Я знаю Когда волнуется желтеющая нива и много всего, и Ленка это понимает. Когда вошла в комнату и меня с книжкой увидела, спросила: а разве родители тебе не запрещают читать? Мне вот только по учебе, чтобы глаза дальше не портить.
Никто не запрещает, да и как?
А на самой даже очков нет. Я потом пригляделась, спросила – и Лена призналась, что в рюкзаке таскает, а здесь родители велели все время носить, чтобы воспитатели и врачи не ругались, да только ей по фигу. Показала эти очки – заляпанные все, в золотистой оправе, а стекла тоньше моих. Я бы таких не стеснялась – разве с такими волосами, джинсами, розовым блеском для губ и тенями с блестками можно стесняться? И здесь-то, здесь все равно никто особо смотреть не будет, а все равно выйдешь самая красивая. Ленка то есть выйдет. И из-за того, что я живу в одной комнате с самой красивой девочкой, ко мне не очень-то пристают, словно ее красоты немного и мне достается.
Здесь вправду могла бы начаться новая жизнь.
Тут все слепые.
Или полуслепые, если не с близорукостью, а еще с какой-нибудь гадостью. В особой комнате карты лежат – пацаны залезали, читали про всех, но не поняли: почерк, что поделать. Незнакомые латинские слова.
– Ну, типа, Алевтина вообще на Лермонтова не очень похожа.
– Господи, ну ты и дурында. В рифму, смекаешь? Она в рифму все говорила, чтобы за очками топали. А хочешь прикол? Некоторым-то не надо их носить, у них и в карте написано. А Алевтина все равно отправляет. Пацаны ржали, делали очки из проволоки, стекла не вставляли, цепляли так. Дураки. Но она ничего, пропускала.

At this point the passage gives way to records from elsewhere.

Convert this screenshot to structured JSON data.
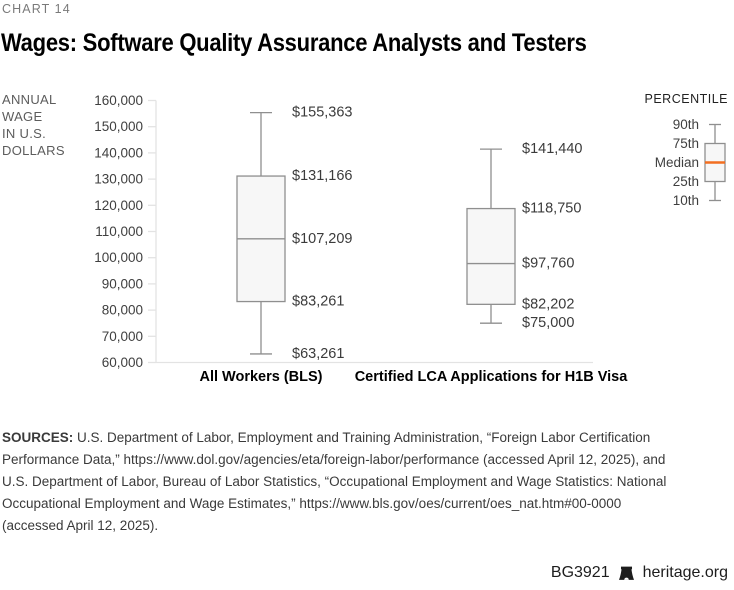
{
  "header": {
    "chart_label": "CHART 14",
    "title": "Wages: Software Quality Assurance Analysts and Testers"
  },
  "chart_data": {
    "type": "boxplot",
    "title": "Wages: Software Quality Assurance Analysts and Testers",
    "chart_label": "CHART 14",
    "ylabel": "ANNUAL WAGE IN U.S. DOLLARS",
    "ylabel_lines": [
      "ANNUAL",
      "WAGE",
      "IN U.S.",
      "DOLLARS"
    ],
    "ylim": [
      60000,
      160000
    ],
    "ytick_step": 10000,
    "grid": false,
    "categories": [
      "All Workers (BLS)",
      "Certified LCA Applications for H1B Visa"
    ],
    "series": [
      {
        "name": "All Workers (BLS)",
        "values": {
          "p10": 63261,
          "p25": 83261,
          "median": 107209,
          "p75": 131166,
          "p90": 155363
        },
        "value_labels": {
          "p10": "$63,261",
          "p25": "$83,261",
          "median": "$107,209",
          "p75": "$131,166",
          "p90": "$155,363"
        }
      },
      {
        "name": "Certified LCA Applications for H1B Visa",
        "values": {
          "p10": 75000,
          "p25": 82202,
          "median": 97760,
          "p75": 118750,
          "p90": 141440
        },
        "value_labels": {
          "p10": "$75,000",
          "p25": "$82,202",
          "median": "$97,760",
          "p75": "$118,750",
          "p90": "$141,440"
        }
      }
    ],
    "legend": {
      "title": "PERCENTILE",
      "entries": [
        "90th",
        "75th",
        "Median",
        "25th",
        "10th"
      ],
      "position": "top-right"
    },
    "colors": {
      "median_accent": "#f26f21",
      "box_fill": "#f7f7f7",
      "box_stroke": "#8f8f8f",
      "axis_line": "#e3e3e3",
      "tick_text": "#404040",
      "value_text": "#3b3b3b"
    }
  },
  "sources": {
    "label": "SOURCES:",
    "lines": [
      "U.S. Department of Labor, Employment and Training Administration, “Foreign Labor Certification",
      "Performance Data,” https://www.dol.gov/agencies/eta/foreign-labor/performance (accessed April 12, 2025), and",
      "U.S. Department of Labor, Bureau of Labor Statistics, “Occupational Employment and Wage Statistics: National",
      "Occupational Employment and Wage Estimates,” https://www.bls.gov/oes/current/oes_nat.htm#00-0000",
      "(accessed April 12, 2025)."
    ]
  },
  "footer": {
    "id": "BG3921",
    "site": "heritage.org",
    "logo_icon": "heritage-bell-icon"
  }
}
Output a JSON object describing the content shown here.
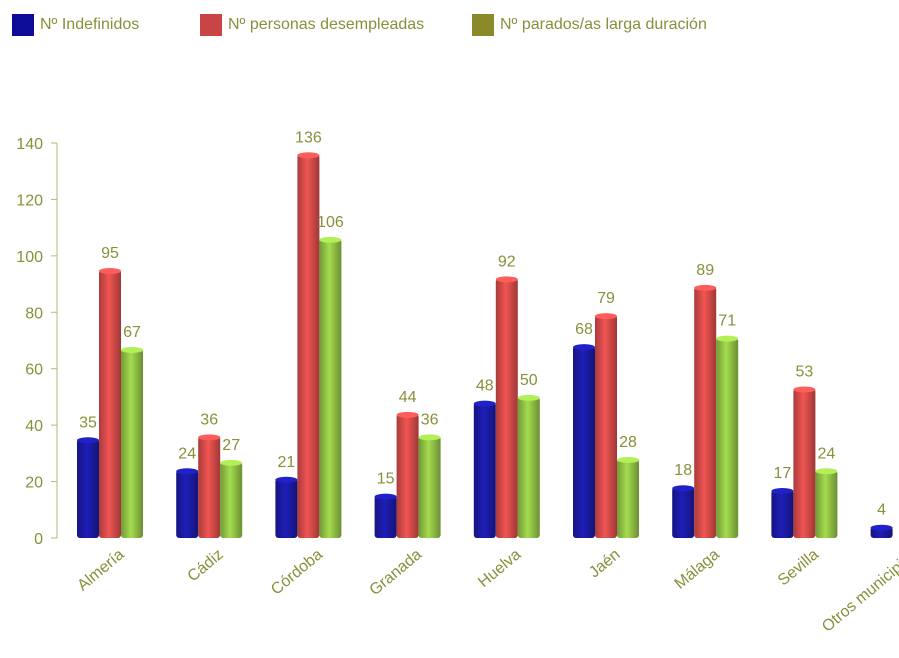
{
  "chart_data": {
    "type": "bar",
    "categories": [
      "Almería",
      "Cádiz",
      "Córdoba",
      "Granada",
      "Huelva",
      "Jaén",
      "Málaga",
      "Sevilla",
      "Otros municipios"
    ],
    "series": [
      {
        "name": "Nº Indefinidos",
        "color": "#1a1aa0",
        "values": [
          35,
          24,
          21,
          15,
          48,
          68,
          18,
          17,
          4
        ]
      },
      {
        "name": "Nº personas desempleadas",
        "color": "#d24a48",
        "values": [
          95,
          36,
          136,
          44,
          92,
          79,
          89,
          53,
          null
        ]
      },
      {
        "name": "Nº parados/as larga duración",
        "color": "#8fbf45",
        "values": [
          67,
          27,
          106,
          36,
          50,
          28,
          71,
          24,
          null
        ]
      }
    ],
    "y_ticks": [
      "0",
      "20",
      "40",
      "60",
      "80",
      "100",
      "120",
      "140"
    ],
    "ylim": [
      0,
      140
    ],
    "legend_position": "top-left",
    "grid": false,
    "legend_swatch_colors": [
      "#0d0d9a",
      "#c94444",
      "#8a8a2a"
    ]
  }
}
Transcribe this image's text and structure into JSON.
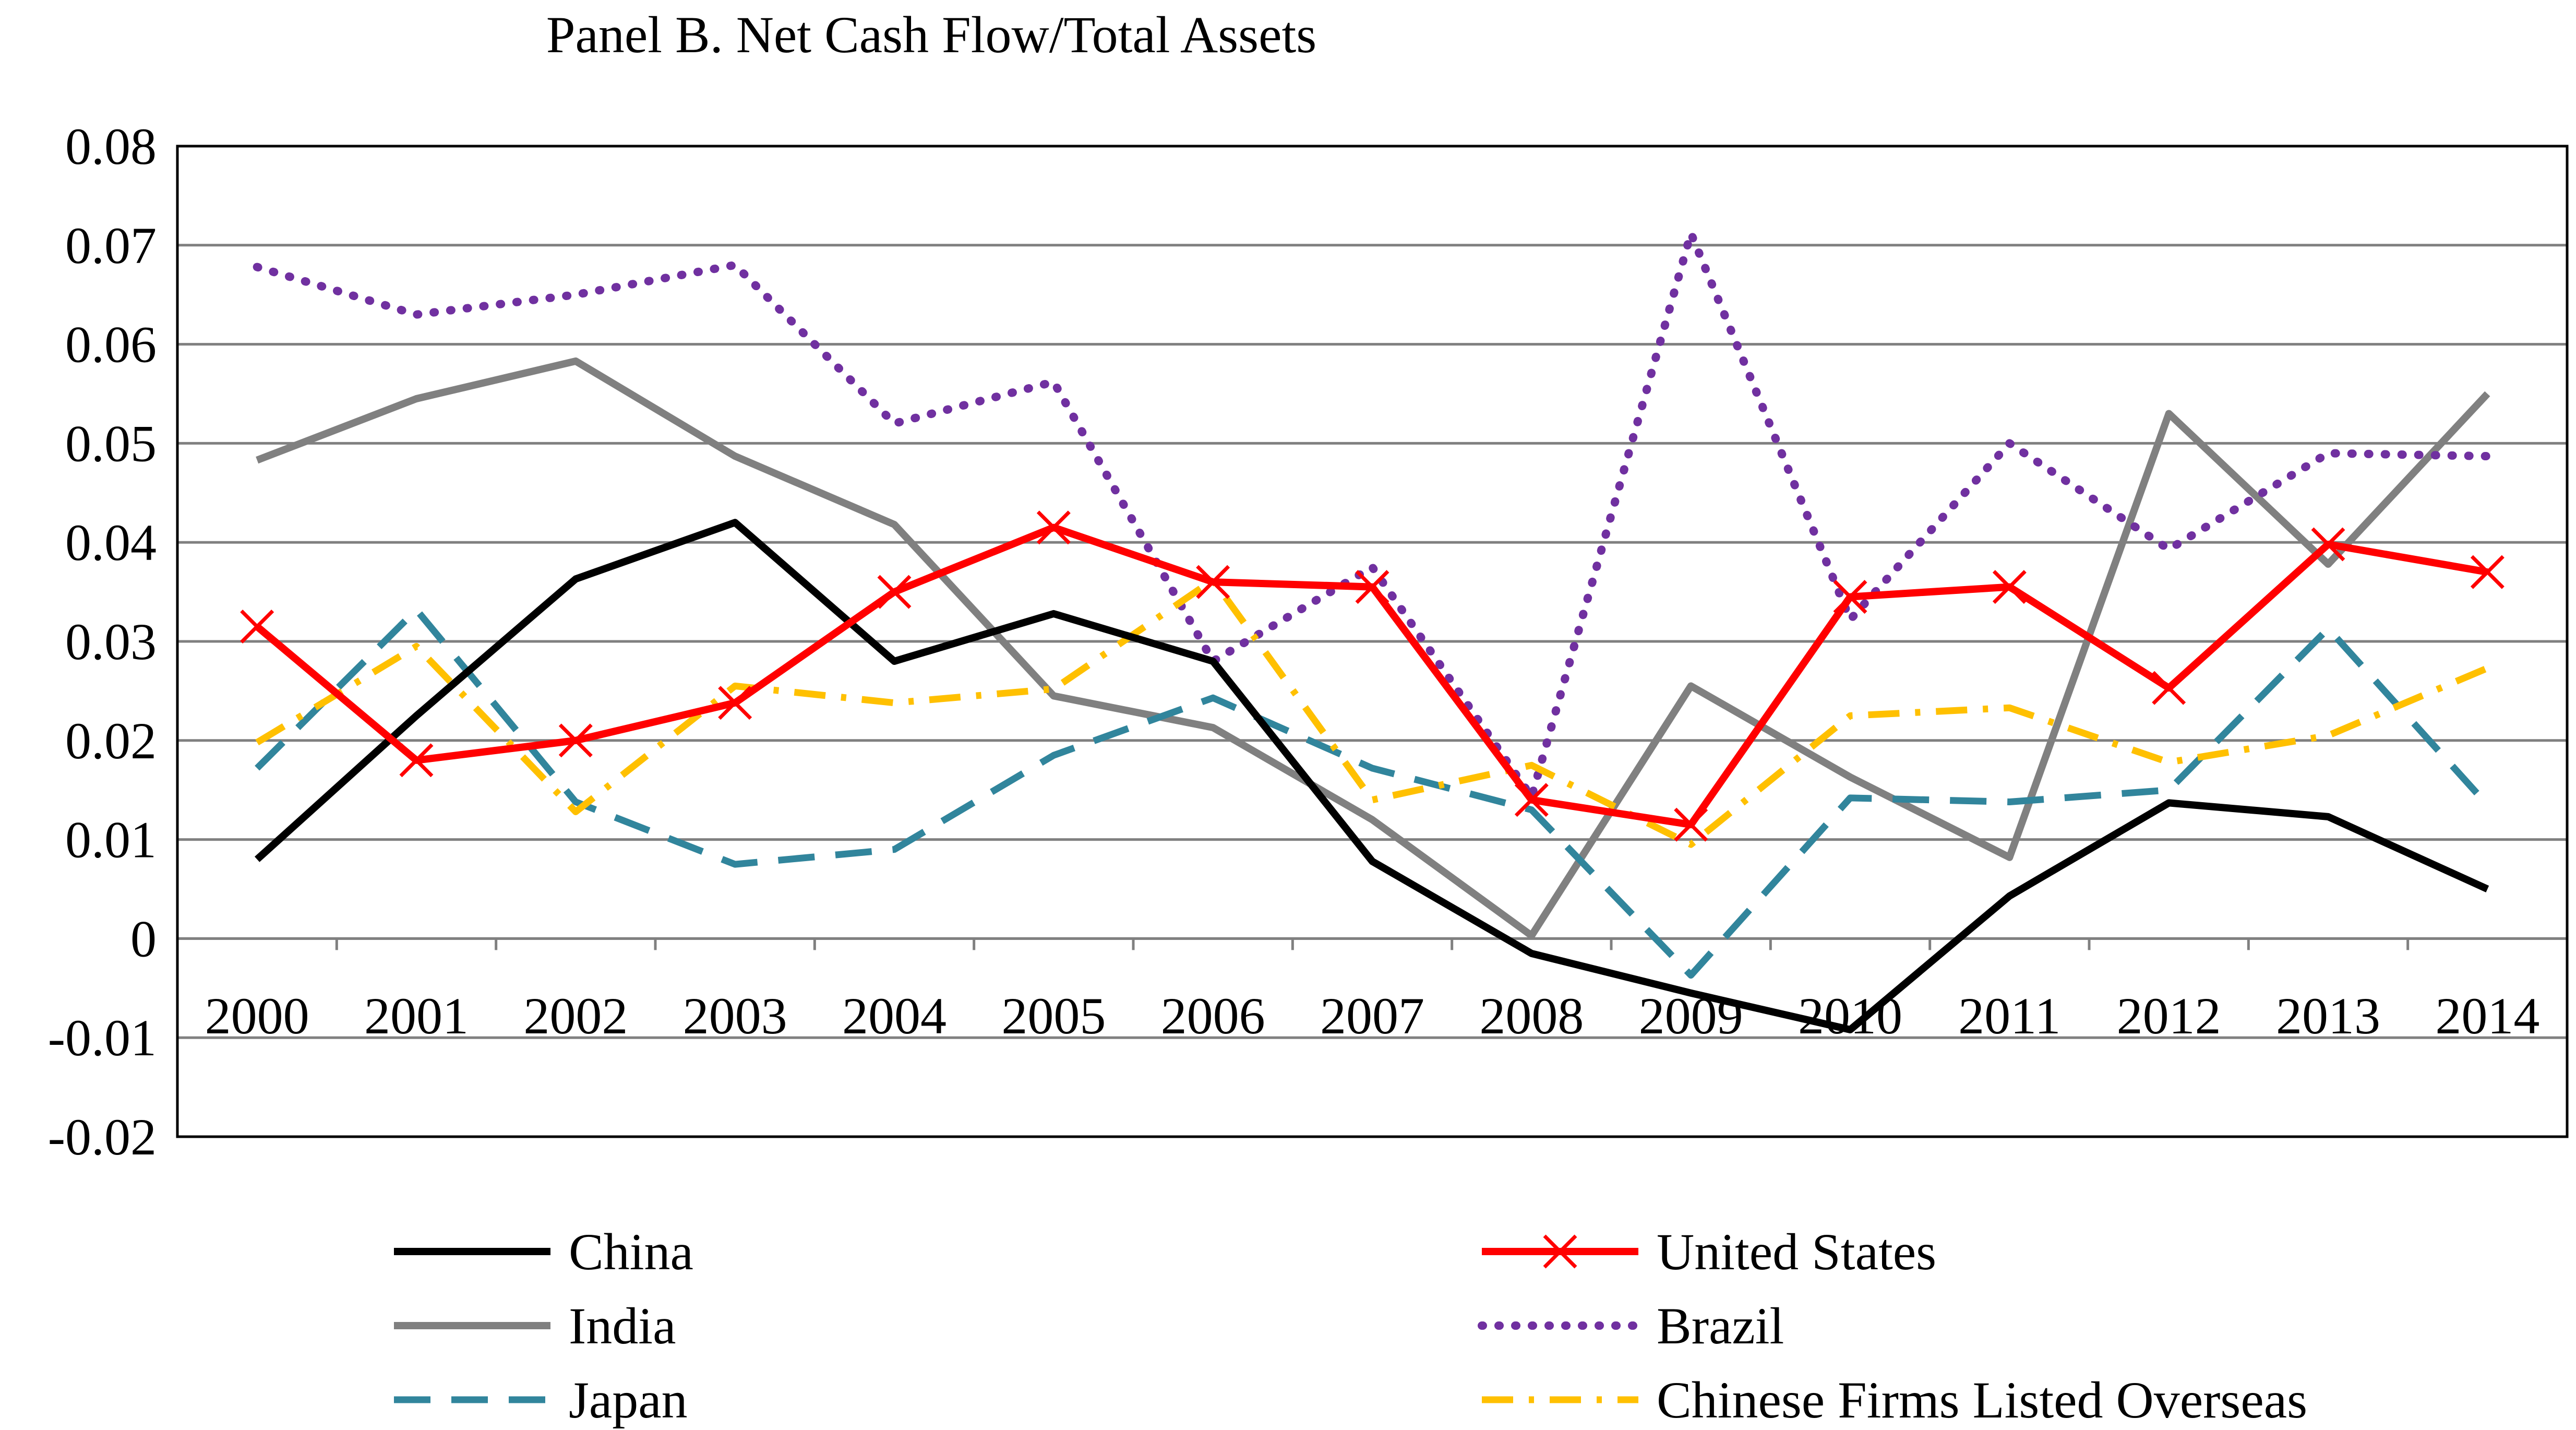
{
  "chart_data": {
    "type": "line",
    "title": "Panel B. Net Cash Flow/Total Assets",
    "xlabel": "",
    "ylabel": "",
    "categories": [
      "2000",
      "2001",
      "2002",
      "2003",
      "2004",
      "2005",
      "2006",
      "2007",
      "2008",
      "2009",
      "2010",
      "2011",
      "2012",
      "2013",
      "2014"
    ],
    "ylim": [
      -0.02,
      0.08
    ],
    "yticks": [
      0.08,
      0.07,
      0.06,
      0.05,
      0.04,
      0.03,
      0.02,
      0.01,
      0,
      -0.01,
      -0.02
    ],
    "ytick_labels": [
      "0.08",
      "0.07",
      "0.06",
      "0.05",
      "0.04",
      "0.03",
      "0.02",
      "0.01",
      "0",
      "-0.01",
      "-0.02"
    ],
    "grid": true,
    "legend_placement": "bottom",
    "series": [
      {
        "name": "China",
        "color": "#000000",
        "style": "solid",
        "values": [
          0.008,
          0.0225,
          0.0363,
          0.042,
          0.028,
          0.0328,
          0.028,
          0.0078,
          -0.0015,
          -0.0055,
          -0.0092,
          0.0043,
          0.0137,
          0.0123,
          0.005
        ]
      },
      {
        "name": "United States",
        "color": "#ff0000",
        "style": "solid-x",
        "values": [
          0.0315,
          0.018,
          0.02,
          0.0238,
          0.035,
          0.0415,
          0.036,
          0.0355,
          0.014,
          0.0115,
          0.0345,
          0.0355,
          0.0253,
          0.0398,
          0.037
        ]
      },
      {
        "name": "India",
        "color": "#808080",
        "style": "solid",
        "values": [
          0.0483,
          0.0545,
          0.0583,
          0.0487,
          0.0418,
          0.0245,
          0.0213,
          0.012,
          0.0003,
          0.0255,
          0.0163,
          0.0082,
          0.053,
          0.0378,
          0.055
        ]
      },
      {
        "name": "Brazil",
        "color": "#7030a0",
        "style": "dotted",
        "values": [
          0.0678,
          0.063,
          0.065,
          0.068,
          0.052,
          0.0562,
          0.028,
          0.0375,
          0.0143,
          0.0712,
          0.0322,
          0.05,
          0.0393,
          0.049,
          0.0487
        ]
      },
      {
        "name": "Japan",
        "color": "#31859c",
        "style": "dashed",
        "values": [
          0.0172,
          0.0332,
          0.0138,
          0.0075,
          0.009,
          0.0185,
          0.0243,
          0.0172,
          0.013,
          -0.0037,
          0.0142,
          0.0138,
          0.015,
          0.0313,
          0.0135
        ]
      },
      {
        "name": "Chinese Firms Listed Overseas",
        "color": "#ffc000",
        "style": "dashdot",
        "values": [
          0.0198,
          0.0295,
          0.0128,
          0.0255,
          0.0238,
          0.0252,
          0.0362,
          0.014,
          0.0175,
          0.0095,
          0.0225,
          0.0233,
          0.0178,
          0.0205,
          0.0273
        ]
      }
    ]
  }
}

Так сидели, хлеб в суп крошили, половина столовой – в ненастоящих очках из алюминиевой проволоки, что на помойке за зданием валялась. Мы с папой из такой кольчуги плели, тоже высматривали на столбах, на турниках, свалках. Нарочно ходили, палками гадость разрывали. Один раз жалко было, что кто-то замороженную курицу выкинул, – мы тогда редко мясо покупали. Только окорочка на праздники, чтобы ничего-то не израсходовать зря. Так что мама радовалась, когда удалось сюда определить – будут кормить мясом, должны, чтобы белок был. Недостаток белка провоцирует серьезные проблемы с глазами: успели выучить, от школьной медсестры наслушались. А здесь раз в два дня дают минтай, кусочками, только никто не ест.